Je me suis rendu récemment dans une compagnie d’assurances pour assurer ma voiture et ils m’ont fait savoir qu’à la demande de la FSC, ils doivent me demander une série d’informations personnelles : mes sources de revenu, celles de mes proches. J’ai été obligé de donner ces renseignements puisque la loi l’exige. Le formulaire que j’ai été appelé à remplir précise que « that all the informations given are protected by the Data Protection Act of 2017 ».

Je ne peux pas m’empêcher de me poser des questions. Il y a beaucoup de personnes qui utilisent la technologie pour leurs comptes bancaires, etc. Même les formulaires d’impôts sont remplis en ligne. Ce sont des informations confidentielles.

C’est pourquoi je considère que les allégations faites par Sherry Singh sont très graves. Je dois reconnaître que le Premier ministre a donné les garanties qu’il n’y a jamais eu de Sniffing et qu’aucun appareil à cet égard n’a été installé. C’est la raison pour laquelle je souhaite qu’il y ait un arbitrage à travers une commission d’enquête.

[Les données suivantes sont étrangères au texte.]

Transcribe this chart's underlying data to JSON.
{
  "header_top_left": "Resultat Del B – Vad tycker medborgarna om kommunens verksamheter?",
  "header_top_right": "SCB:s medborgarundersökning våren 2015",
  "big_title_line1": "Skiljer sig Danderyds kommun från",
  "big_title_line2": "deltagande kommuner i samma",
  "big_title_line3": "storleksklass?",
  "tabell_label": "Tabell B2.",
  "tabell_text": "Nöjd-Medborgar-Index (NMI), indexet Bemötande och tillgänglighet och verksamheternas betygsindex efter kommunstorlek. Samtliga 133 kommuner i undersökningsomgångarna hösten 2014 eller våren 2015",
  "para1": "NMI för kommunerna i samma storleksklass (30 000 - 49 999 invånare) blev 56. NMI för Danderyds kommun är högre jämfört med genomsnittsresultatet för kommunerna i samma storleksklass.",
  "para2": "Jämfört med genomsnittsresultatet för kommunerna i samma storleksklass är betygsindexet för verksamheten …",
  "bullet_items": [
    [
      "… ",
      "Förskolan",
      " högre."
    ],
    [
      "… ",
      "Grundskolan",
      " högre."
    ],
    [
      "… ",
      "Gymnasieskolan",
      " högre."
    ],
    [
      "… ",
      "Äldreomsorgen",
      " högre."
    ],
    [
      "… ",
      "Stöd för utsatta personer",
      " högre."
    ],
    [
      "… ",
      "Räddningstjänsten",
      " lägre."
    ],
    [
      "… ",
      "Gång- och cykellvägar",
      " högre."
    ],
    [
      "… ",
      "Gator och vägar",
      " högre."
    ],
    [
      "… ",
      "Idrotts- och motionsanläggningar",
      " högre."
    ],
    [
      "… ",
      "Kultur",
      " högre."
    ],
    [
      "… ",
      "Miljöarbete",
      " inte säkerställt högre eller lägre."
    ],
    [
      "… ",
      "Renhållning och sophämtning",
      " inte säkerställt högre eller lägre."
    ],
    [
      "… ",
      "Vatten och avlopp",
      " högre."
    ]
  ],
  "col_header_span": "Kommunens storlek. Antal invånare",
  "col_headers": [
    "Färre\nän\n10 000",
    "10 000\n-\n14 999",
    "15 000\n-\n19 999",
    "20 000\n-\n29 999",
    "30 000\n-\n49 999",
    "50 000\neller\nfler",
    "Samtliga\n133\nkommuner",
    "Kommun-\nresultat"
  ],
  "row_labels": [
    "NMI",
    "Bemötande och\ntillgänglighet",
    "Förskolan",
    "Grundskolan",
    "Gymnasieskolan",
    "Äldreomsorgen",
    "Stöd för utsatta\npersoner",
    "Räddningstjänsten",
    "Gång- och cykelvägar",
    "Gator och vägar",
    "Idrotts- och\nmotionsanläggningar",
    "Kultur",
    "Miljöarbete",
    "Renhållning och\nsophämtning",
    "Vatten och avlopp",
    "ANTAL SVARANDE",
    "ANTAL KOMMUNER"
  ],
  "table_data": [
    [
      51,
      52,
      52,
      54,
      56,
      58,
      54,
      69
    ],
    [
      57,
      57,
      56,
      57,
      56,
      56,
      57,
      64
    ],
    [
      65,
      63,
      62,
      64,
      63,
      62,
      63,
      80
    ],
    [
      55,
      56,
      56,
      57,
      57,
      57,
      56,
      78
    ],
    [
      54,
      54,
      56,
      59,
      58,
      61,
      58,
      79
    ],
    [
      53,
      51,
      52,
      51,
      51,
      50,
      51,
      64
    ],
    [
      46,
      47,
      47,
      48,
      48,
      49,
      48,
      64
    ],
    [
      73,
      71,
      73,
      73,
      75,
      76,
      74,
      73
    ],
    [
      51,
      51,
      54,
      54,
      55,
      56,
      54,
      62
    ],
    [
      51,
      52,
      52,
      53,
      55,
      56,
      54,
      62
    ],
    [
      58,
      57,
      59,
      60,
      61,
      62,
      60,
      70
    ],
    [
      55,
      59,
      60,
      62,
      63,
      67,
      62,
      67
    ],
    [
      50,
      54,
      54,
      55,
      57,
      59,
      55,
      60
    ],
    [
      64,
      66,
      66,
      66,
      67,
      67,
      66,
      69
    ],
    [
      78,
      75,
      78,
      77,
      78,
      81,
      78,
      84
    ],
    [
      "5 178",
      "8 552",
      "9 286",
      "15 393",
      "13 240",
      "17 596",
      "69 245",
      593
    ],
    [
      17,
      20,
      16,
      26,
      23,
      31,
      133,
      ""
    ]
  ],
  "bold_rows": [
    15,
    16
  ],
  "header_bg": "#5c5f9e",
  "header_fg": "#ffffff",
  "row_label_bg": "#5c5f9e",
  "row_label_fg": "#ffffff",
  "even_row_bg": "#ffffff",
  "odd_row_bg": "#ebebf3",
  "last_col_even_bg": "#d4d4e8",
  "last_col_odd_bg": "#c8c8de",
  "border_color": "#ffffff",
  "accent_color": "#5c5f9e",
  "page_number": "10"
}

Ce débat n’est pas propre а Maurice…
Laissez-moi vous dire qu’en Inde, après la publication d’un article dans le New York Times, selon lequel le gouvernement indien a fait l’acquisition de la technologie Pegasus, cela a soulevé un tollé. Le gouvernement indien a fermement démenti au Parlement. Toutefois la Cour suprême indienne a pris sur elle pour nommer un Panel of Investigations afin de voir si les allégations concernant les interférences dans la vie privée des citoyens étaient vraies ou pas.

À Maurice, la seule autorité habilitée à nommer une commission d’enquête est le Cabinet. Donc, pour faire le jeu démocratique, il est important que le gouvernement recommande l’institution d’une commission d’enquête. Cela rassurera la population.

Est-ce que le président de la République n’a pas son mot а dire pour rassurer la population lorsqu’on parle de la souveraineté et de la sécurité du pays ?
Lorsqu’on a changé le statut de Maurice en République, le serment pris par le Premier ministre a été amendé. Si vous lisez les deux serments, vous verrez la différence En 2003, avec l’arrivée de sir Anerood Jugnauth à la présidence de la République on a voulu consolider ses pouvoirs mais cela n’a pas marché. Dans les faits, il n’a aucun contrôle sur ceux qui sont nommés dans les institutions importantes dont l’ESC qui aurait dû être composée de personnes indépendantes des partis politiques.

Le professeur Jacques Colom affirme de manière sans équivoque que « les garde-fous prévus par le professeur Stanley Alexander De Smith dans la Constitution pour donner les pouvoirs discrétionnaires au président de la République ne fonctionnent pas ». Il le dit dans un document intitulé Le développement constitutionnel dans les États du Sud-Est de l’océan Indien. Je me pose la question de savoir quelles sont les infrastructures dont dispose le président pour rechercher un conseil pour n’importe quel problème qui se présente et y trouver une solution. Il n’y en a pas.

Pouvez-vous préciser votre argument ?
En 1965, Anthony Greenwood avait expliqué que toutes les institutions indépendantes sortiront de l’influence politique, notamment le PSC, la DFSC, etc. dont les membres sont nommés par le président après consultation avec le Premier ministre et le leader de l’opposition. Qui conseille au président les personnes qui doivent être nommées sur ces commissions ?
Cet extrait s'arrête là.